Develop a safety plan with your child and review it frequently

Published in the Oct. 29 – Nov. 11, 2014 issue of Morgan Hill Life

By Staff Report

Larry McElvain, Discovery Counseling Center

Larry McElvain, Discovery Counseling Center

This month, a teacher at Paradise Valley Elementary School was arrested by the Morgan Hill Police Department on the suspicion of molestation of at least two students. Many parents at the school expressed their concern about the alleged crime at a special meeting set up by the Morgan Hill Unified School District.

Larry McElvain, the executive director of the Discovery Counseling Center in Morgan Hill, addressed many of the issues brought up by the recent incident at the meeting. Morgan Hill Life asked him to talk about the issue of molestation and what parents need to know to minimize the chance of it happening to their children.

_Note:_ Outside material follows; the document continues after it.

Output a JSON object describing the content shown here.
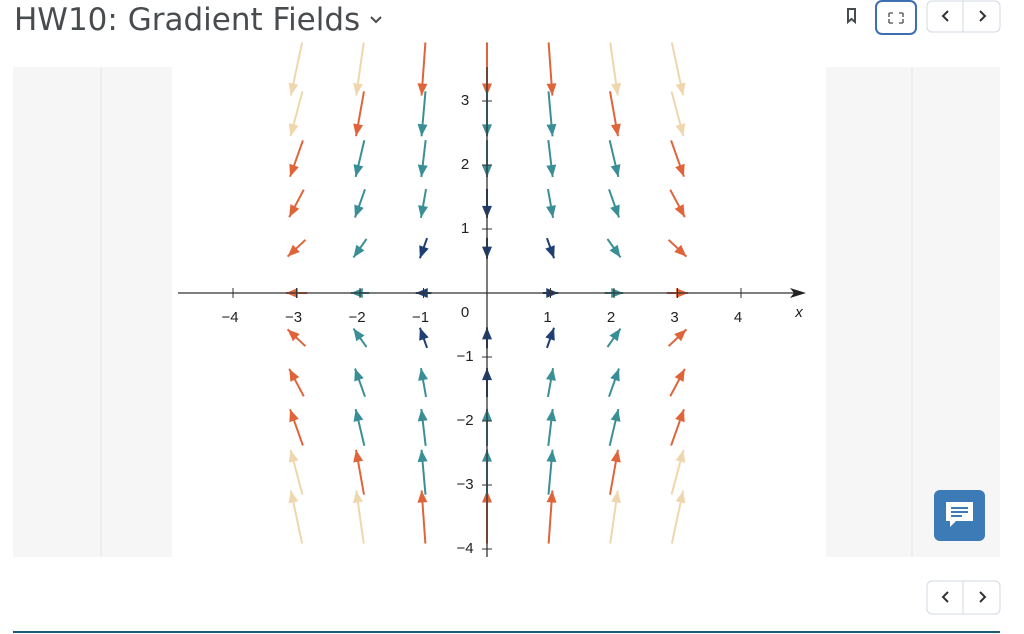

What can parents do to keep their child safe from sexual molesters?

Parents should do all they can to prevent possible child molesters from having access to their children, but the best defense for a child is to know three things and have the skill to address these when they occur. First, every child should recognize when they feel uncomfortable around a person and the skill to remove themselves. Second, every child should know the difference between safe, unsafe, and unwanted touch and the skill to stop the unwanted touch. Third, every child should know the difference between safe and unsafe secrets and what to do if someone shares an unsafe secret. The skill behind each of these involves the child knowing how to voice their concern.

You talk about “safe secrets, safe touch” elements of a relationship. Describe what this is and how parents can work with their child to use this?

Safe touches are good for children such as hugs, a pat on the back, even removing a splinter. Unsafe touch such as kicking, pinching, and pushing are hurtful. But unwanted touches are the most confusing to children. These are touches the child does not want from that person or at that moment, such as a pinch on the cheek by grandma, or tickling. Children should know that it is never OK to touch someone else’s private body parts, or for someone to touch his or her own private body parts in front of them, or for someone to ask them to touch his or her private body parts. It is always OK for a child to say “no” to an unwanted touch, even if it is from a familiar person.

Children should know that keeping a secret about a birthday gift is a safe secret. Unsafe secrets include: any kind of touch, games that hurt someone, gifts, or problems another person shares. None of these should be secrets for a young child, and they should always go tell a trusted adult near them.

What should I do if my child comes home from school and tells me that a classmate is being touched inappropriately?

The first thing is stay calm. Your child is probably already scared and not sure what to think. Becoming reactionary will raise your child’s anxiety level, making it more difficult to share what they know. Instead ask your child to share what they have seen or heard with you and give them time to tell everything without acting urgent. Once they have shared, be sure to thank them for being smart and brave by telling you. Tell them they did the right thing and you will make sure their classmate is helped.

How do you empower parents to empower their children to be assertive when someone is touching them or talking to them in an inappropriate manner?

When parents tell their children the world is full of bad people, they create unneeded anxiety. Anxiety never produces solutions. Instead parents should teach children safety strategies. Parents should schedule family meetings to make a safety plan. The plan should address rules the children should follow when they are alone, at home, at the mall, or when a stranger offers them a gift. Think of all the risky environments your child could be exposed to and what they should be doing to keep safe. Develop a safety plan with them and review it frequently.